Annabel works with schools to develop outdoor spaces into vegetable patches and runs various programmes for children aged 8 to 18. “They include learning all elements of growing their own vegetables, as well as designing and building the outdoor space into a garden. Children do plenty of weeding, sowing seeds and planting bulbs.”
Top Tips
What advice does Annabelle have to encourage students to learn about where their food comes from and set up their own vegetable patch?
– Keep it simple and fun whether it’s a giant allotment patch or raised beds for each class
– Use the produce in meals as this gives the children a great sense of pride and achievement
– Let the children help design the space
– Let students choose what to grow as this will make them more interested
For more information visit www.lifeatno27.com
Food for Life
Encouraging students to eat healthy food and learn where their food comes from is behind The Soil Association’s ‘Food for Life’schools programme.

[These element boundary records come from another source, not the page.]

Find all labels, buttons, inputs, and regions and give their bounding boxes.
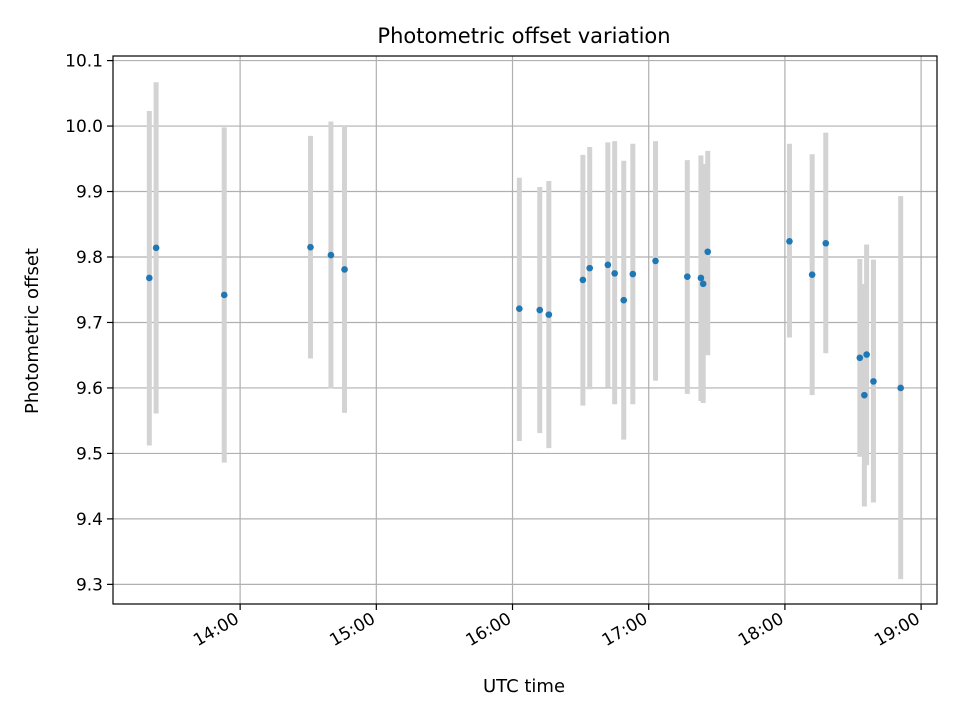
data-point bbox=[684, 273, 691, 280]
grid-layer bbox=[113, 56, 937, 604]
data-point bbox=[620, 296, 628, 304]
data-point bbox=[327, 251, 335, 259]
y-axis-ticks: 9.3 9.4 9.5 9.6 9.7 9.8 9.9 10.0 10.1 bbox=[65, 52, 113, 595]
y-tick-label: 9.9 bbox=[76, 183, 103, 203]
data-point bbox=[586, 264, 593, 272]
point-layer bbox=[146, 237, 904, 399]
y-tick-label: 9.5 bbox=[76, 444, 103, 464]
data-point bbox=[611, 270, 618, 277]
data-point bbox=[220, 291, 228, 299]
data-point bbox=[699, 280, 707, 288]
chart-title: Photometric offset variation bbox=[377, 24, 670, 48]
data-point bbox=[516, 305, 523, 313]
data-point bbox=[536, 306, 544, 314]
data-point bbox=[307, 243, 314, 251]
y-tick-label: 9.6 bbox=[76, 379, 103, 399]
data-point bbox=[822, 239, 830, 247]
data-point bbox=[697, 274, 705, 282]
data-point bbox=[863, 351, 870, 358]
data-point bbox=[545, 311, 553, 318]
y-axis-title: Photometric offset bbox=[22, 248, 43, 414]
y-tick-label: 10.1 bbox=[65, 52, 103, 72]
data-point bbox=[579, 276, 587, 284]
data-point bbox=[861, 391, 868, 399]
x-axis-title: UTC time bbox=[483, 676, 565, 697]
data-point bbox=[341, 266, 348, 273]
plot-frame bbox=[112, 55, 938, 605]
y-tick-label: 9.3 bbox=[76, 575, 103, 595]
data-point bbox=[146, 274, 153, 282]
data-point bbox=[704, 248, 712, 256]
y-tick-label: 10.0 bbox=[65, 117, 103, 137]
y-tick-label: 9.7 bbox=[76, 313, 103, 333]
data-point bbox=[870, 378, 877, 385]
data-point bbox=[629, 270, 637, 278]
data-point bbox=[856, 354, 864, 362]
data-point bbox=[897, 384, 904, 392]
y-tick-label: 9.8 bbox=[76, 248, 103, 268]
y-tick-label: 9.4 bbox=[76, 510, 103, 530]
data-point bbox=[604, 261, 612, 269]
data-point bbox=[786, 237, 793, 245]
data-point bbox=[808, 271, 816, 278]
data-point bbox=[152, 244, 160, 252]
data-point bbox=[652, 257, 659, 265]
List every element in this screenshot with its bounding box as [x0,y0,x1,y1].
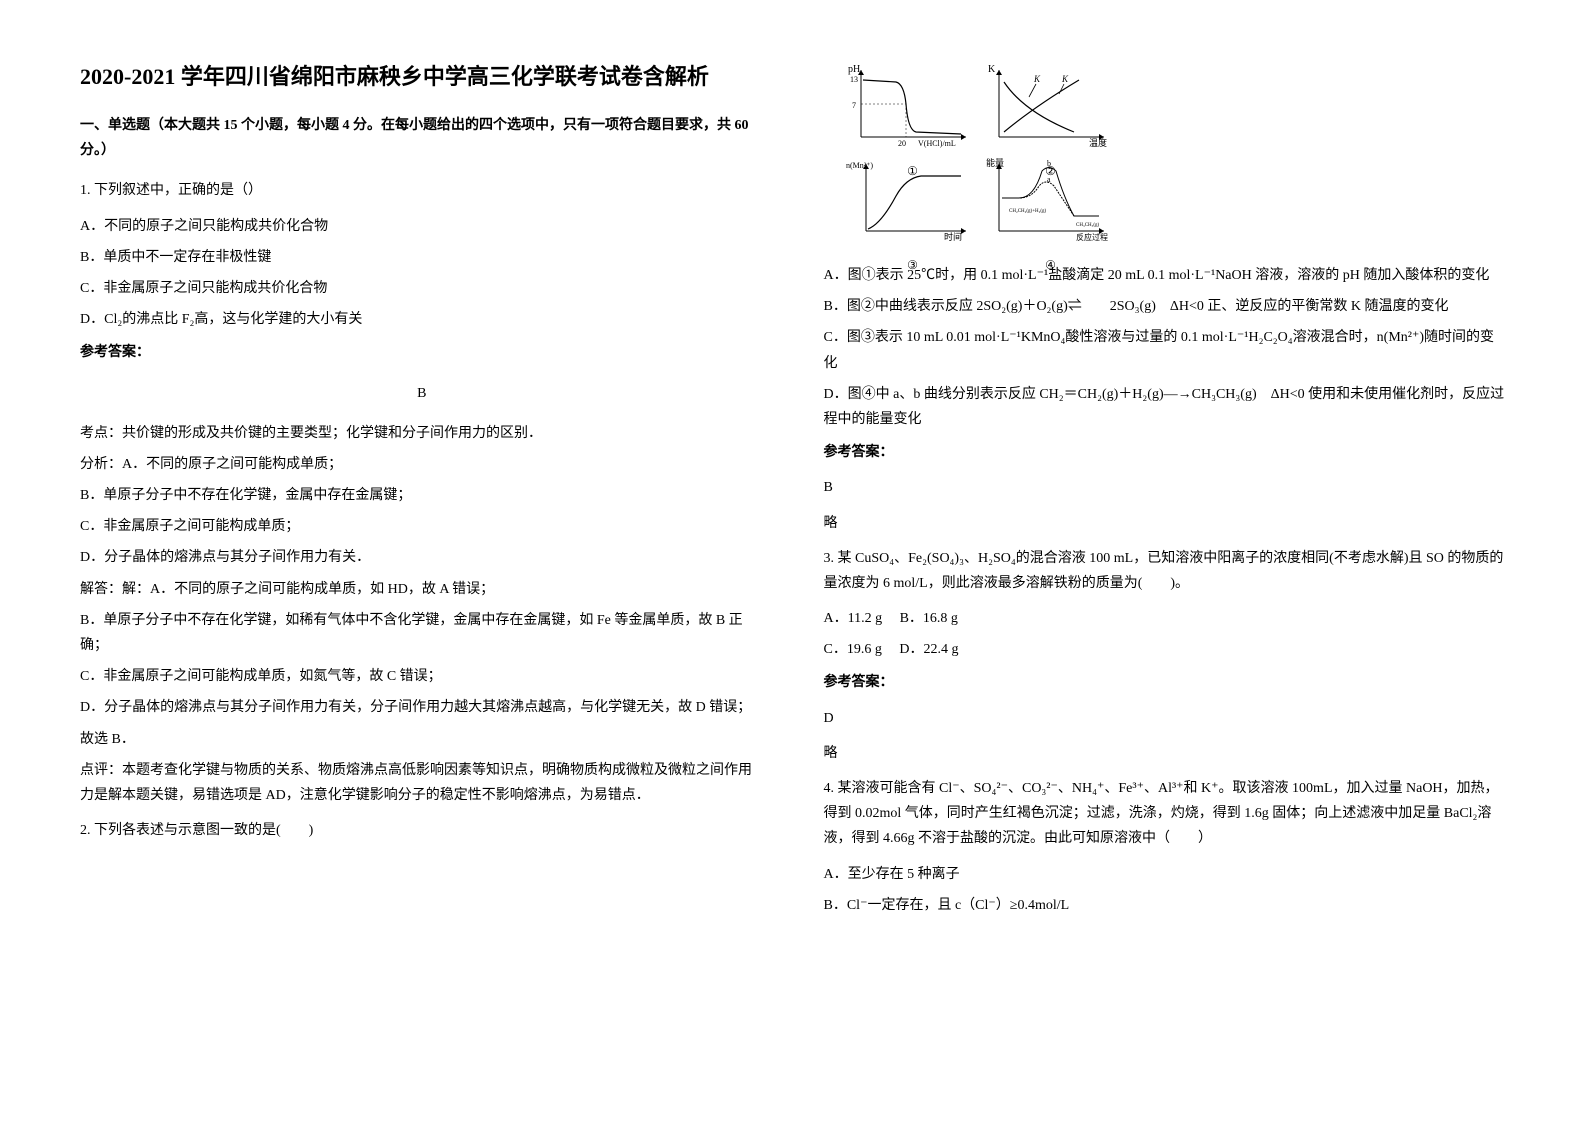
q4-option-b: B．Cl⁻一定存在，且 c（Cl⁻）≥0.4mol/L [824,893,1508,918]
q1-explain-2: 分析：A．不同的原子之间可能构成单质； [80,452,764,477]
svg-text:pH: pH [848,64,860,75]
svg-text:V(HCl)/mL: V(HCl)/mL [918,139,956,148]
diagram-4-label: ④ [984,255,1118,277]
q3-option-a: A．11.2 g [824,611,883,626]
q4-option-a: A．至少存在 5 种离子 [824,862,1508,887]
q1-option-a: A．不同的原子之间只能构成共价化合物 [80,214,764,239]
q1-explain-7: B．单原子分子中不存在化学键，如稀有气体中不含化学键，金属中存在金属键，如 Fe… [80,608,764,658]
q1-explain-9: D．分子晶体的熔沸点与其分子间作用力有关，分子间作用力越大其熔沸点越高，与化学键… [80,695,764,720]
q3-note: 略 [824,741,1508,766]
diagram-1: pH 13 7 20 V(HCl)/mL ① [846,62,980,152]
q1-explain-1: 考点：共价键的形成及共价键的主要类型；化学键和分子间作用力的区别． [80,421,764,446]
q3-stem: 3. 某 CuSO₄、Fe₂(SO₄)₃、H₂SO₄的混合溶液 100 mL，已… [824,546,1508,596]
q1-explain-4: C．非金属原子之间可能构成单质； [80,514,764,539]
q2-answer-label: 参考答案： [824,440,1508,465]
q2-stem: 2. 下列各表述与示意图一致的是( ) [80,818,764,843]
svg-text:13: 13 [850,75,858,84]
q1-answer-label: 参考答案： [80,340,764,365]
q1-option-d: D．Cl₂的沸点比 F₂高，这与化学建的大小有关 [80,307,764,332]
q2-option-c: C．图③表示 10 mL 0.01 mol·L⁻¹KMnO₄酸性溶液与过量的 0… [824,325,1508,375]
svg-text:温度: 温度 [1089,137,1107,148]
svg-text:20: 20 [898,139,906,148]
q1-stem: 1. 下列叙述中，正确的是（） [80,178,764,203]
q3-options-cd: C．19.6 g D．22.4 g [824,637,1508,662]
q2-note: 略 [824,511,1508,536]
q3-option-c: C．19.6 g [824,642,882,657]
svg-text:n(Mn²⁺): n(Mn²⁺) [846,161,873,170]
q1-explain-3: B．单原子分子中不存在化学键，金属中存在金属键； [80,483,764,508]
svg-text:CH₂CH₂(g)+H₂(g): CH₂CH₂(g)+H₂(g) [1009,209,1047,214]
q2-diagrams: pH 13 7 20 V(HCl)/mL ① K 温度 K [844,60,1124,248]
q1-explain-10: 故选 B． [80,727,764,752]
q3-option-b: B．16.8 g [900,611,958,626]
right-column: pH 13 7 20 V(HCl)/mL ① K 温度 K [794,60,1538,1062]
q1-explain-6: 解答：解：A．不同的原子之间可能构成单质，如 HD，故 A 错误； [80,577,764,602]
q2-answer: B [824,475,1508,500]
q2-option-b: B．图②中曲线表示反应 2SO₂(g)＋O₂(g)⇌ 2SO₃(g) ΔH<0 … [824,294,1508,319]
diagram-2: K 温度 K K ② [984,62,1118,152]
q4-stem: 4. 某溶液可能含有 Cl⁻、SO₄²⁻、CO₃²⁻、NH₄⁺、Fe³⁺、Al³… [824,776,1508,852]
svg-text:K: K [988,64,996,75]
q3-answer-label: 参考答案： [824,670,1508,695]
q1-explain-8: C．非金属原子之间可能构成单质，如氮气等，故 C 错误； [80,664,764,689]
svg-text:CH₃CH₃(g): CH₃CH₃(g) [1076,223,1100,228]
q1-explain-11: 点评：本题考查化学键与物质的关系、物质熔沸点高低影响因素等知识点，明确物质构成微… [80,758,764,808]
q3-options-ab: A．11.2 g B．16.8 g [824,606,1508,631]
svg-text:时间: 时间 [944,231,962,242]
svg-text:K: K [1061,74,1069,84]
q1-answer: B [80,381,764,406]
exam-title: 2020-2021 学年四川省绵阳市麻秧乡中学高三化学联考试卷含解析 [80,60,764,93]
svg-text:7: 7 [852,101,856,110]
svg-text:反应过程: 反应过程 [1076,232,1108,242]
svg-text:能量: 能量 [986,157,1004,168]
diagram-3-label: ③ [846,255,980,277]
q3-option-d: D．22.4 g [899,642,958,657]
diagram-4: 能量 反应过程 b a CH₂CH₂(g)+H₂(g) CH₃CH₃(g) ④ [984,156,1118,246]
svg-text:K: K [1033,74,1041,84]
section-header: 一、单选题（本大题共 15 个小题，每小题 4 分。在每小题给出的四个选项中，只… [80,113,764,163]
svg-text:b: b [1047,159,1051,168]
svg-text:a: a [1047,175,1051,184]
q2-option-d: D．图④中 a、b 曲线分别表示反应 CH₂＝CH₂(g)＋H₂(g)―→CH₃… [824,382,1508,432]
q1-explain-5: D．分子晶体的熔沸点与其分子间作用力有关． [80,545,764,570]
diagram-3: n(Mn²⁺) 时间 ③ [846,156,980,246]
left-column: 2020-2021 学年四川省绵阳市麻秧乡中学高三化学联考试卷含解析 一、单选题… [50,60,794,1062]
q1-option-b: B．单质中不一定存在非极性键 [80,245,764,270]
q3-answer: D [824,706,1508,731]
q1-option-c: C．非金属原子之间只能构成共价化合物 [80,276,764,301]
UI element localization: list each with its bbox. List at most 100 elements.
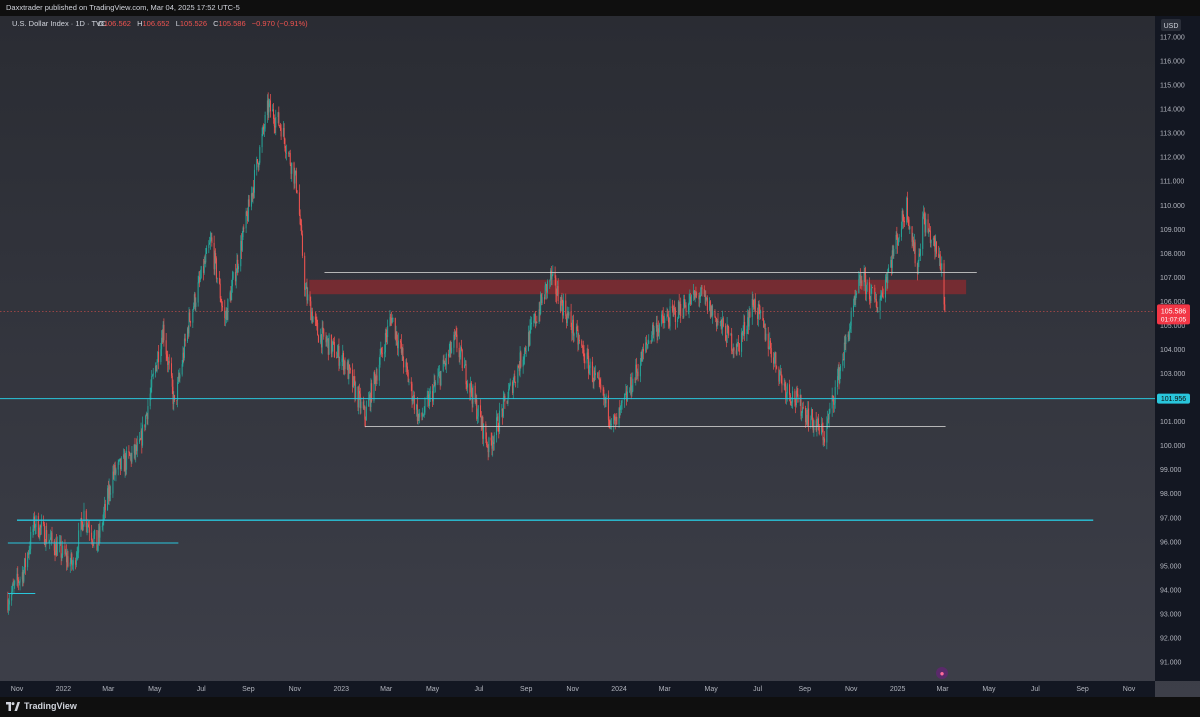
candle-body	[290, 164, 292, 174]
candle-body	[648, 340, 650, 344]
candle-body	[27, 553, 29, 555]
candle-body	[104, 503, 106, 511]
candle-body	[833, 403, 835, 405]
candle-body	[194, 294, 196, 307]
candle-body	[344, 360, 346, 370]
candle-body	[241, 237, 243, 251]
candle-body	[625, 391, 627, 395]
candle-body	[352, 376, 354, 388]
candle-body	[556, 293, 558, 296]
y-tick-label: 109.000	[1160, 227, 1185, 234]
low-value: 105.526	[180, 19, 207, 28]
candle-body	[551, 274, 553, 280]
candle-body	[327, 338, 329, 355]
candle-body	[460, 347, 462, 350]
candle-body	[870, 288, 872, 301]
candle-body	[522, 359, 524, 367]
candle-body	[434, 381, 436, 385]
candle-body	[753, 305, 755, 310]
candle-body	[749, 311, 751, 317]
candle-body	[190, 321, 192, 323]
candle-body	[390, 317, 392, 319]
candle-body	[901, 210, 903, 229]
candle-body	[524, 347, 526, 352]
x-tick-label: 2022	[56, 686, 72, 693]
candle-body	[688, 301, 690, 311]
candle-body	[502, 397, 504, 417]
event-icon[interactable]: ●	[936, 667, 948, 679]
candle-body	[896, 234, 898, 237]
candle-body	[577, 329, 579, 345]
candle-body	[923, 213, 925, 219]
candle-body	[597, 373, 599, 378]
candle-body	[333, 341, 335, 343]
candle-body	[183, 352, 185, 358]
candle-body	[619, 408, 621, 410]
candle-body	[152, 373, 154, 376]
tradingview-wordmark: TradingView	[24, 701, 77, 711]
candle-body	[280, 127, 282, 137]
countdown-label: 01:07:05	[1161, 316, 1187, 323]
candle-body	[7, 599, 9, 611]
candle-body	[358, 390, 360, 408]
price-axis[interactable]: USD 91.000 92.000 93.000 94.000 95.000 96.000…	[1155, 16, 1200, 681]
candle-body	[573, 334, 575, 336]
candle-body	[534, 313, 536, 324]
candle-body	[939, 254, 941, 269]
candle-body	[352, 369, 354, 388]
time-axis[interactable]: Nov 2022 Mar May Jul Sep Nov 2023 Mar May Jul Sep No…	[0, 681, 1155, 697]
x-tick-label: Nov	[845, 686, 858, 693]
x-tick-label: Sep	[520, 686, 533, 693]
candle-body	[93, 535, 95, 544]
tradingview-logo[interactable]: TradingView	[6, 701, 77, 711]
candle-body	[571, 326, 573, 334]
candle-body	[550, 270, 552, 280]
candle-body	[848, 334, 850, 340]
x-tick-label: Sep	[242, 686, 255, 693]
candle-body	[312, 316, 314, 323]
candle-body	[422, 415, 424, 417]
candle-body	[387, 325, 389, 338]
candle-body	[461, 349, 463, 369]
candle-body	[529, 325, 531, 345]
candle-body	[509, 382, 511, 386]
candle-body	[236, 259, 238, 273]
candle-body	[940, 268, 942, 270]
candle-body	[19, 579, 21, 583]
candle-body	[30, 531, 32, 549]
candle-body	[518, 365, 520, 368]
candle-body	[384, 352, 386, 354]
candle-body	[728, 326, 730, 336]
candle-body	[751, 299, 753, 317]
currency-badge[interactable]	[1161, 19, 1181, 31]
candle-body	[359, 393, 361, 409]
price-chart[interactable]: U.S. Dollar Index · 1D · TVC O106.562 H1…	[0, 16, 1200, 697]
candle-body	[338, 346, 340, 366]
candle-body	[881, 292, 883, 295]
candle-body	[827, 418, 829, 423]
candle-body	[881, 292, 883, 297]
candle-body	[539, 309, 541, 315]
candle-body	[203, 261, 205, 273]
candle-body	[802, 407, 804, 408]
candle-body	[690, 296, 692, 305]
candle-body	[626, 391, 628, 401]
candle-body	[605, 395, 607, 404]
candle-body	[32, 529, 34, 532]
x-tick-label: May	[705, 686, 719, 693]
candle-body	[482, 417, 484, 439]
candle-body	[472, 385, 474, 404]
candle-body	[177, 382, 179, 401]
open-label: O	[98, 19, 104, 28]
candle-body	[781, 375, 783, 386]
candle-body	[837, 367, 839, 377]
candle-body	[35, 516, 37, 528]
candle-body	[765, 333, 767, 340]
candle-body	[631, 391, 633, 394]
candle-body	[639, 365, 641, 377]
candle-body	[912, 240, 914, 242]
candle-body	[413, 394, 415, 401]
candle-body	[776, 366, 778, 369]
candle-body	[655, 322, 657, 329]
candle-body	[656, 322, 658, 337]
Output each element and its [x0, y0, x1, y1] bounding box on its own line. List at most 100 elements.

Rob Percival, Head of Policy, Food and Health at Food for Life says: “We encourage our caterers to work with their schools to boost children’s appreciation of good food. This awareness is about more than just eating – it involves understanding where food comes from, how it is produced and made. Growing your own is a positive, natural way to encourage a healthy relationship with food from an early age, understanding that fresh is ideal, obtainable and delicious!”
At Crosby Ravensworth CE Primary School in Cumbria, which holds the Bronze ‘Food For Life’ Award, an extensive array of produce has been grown this year such as onions, salad leaves, carrots, rhubarb and parsley, as well as a bumper crop of garlic.
Duncan Priestley, head teacher, says “Freda Smith our chef uses school grown produce in meals such as chow mein, lasagne and rhubarb crumble. She also adds her own home-grown fruit and veg. We’ve nurtured links with our community and local growers have donated produce. We’re continuing to adapt and evolve our growing policy over time so we can produce what works best for us.”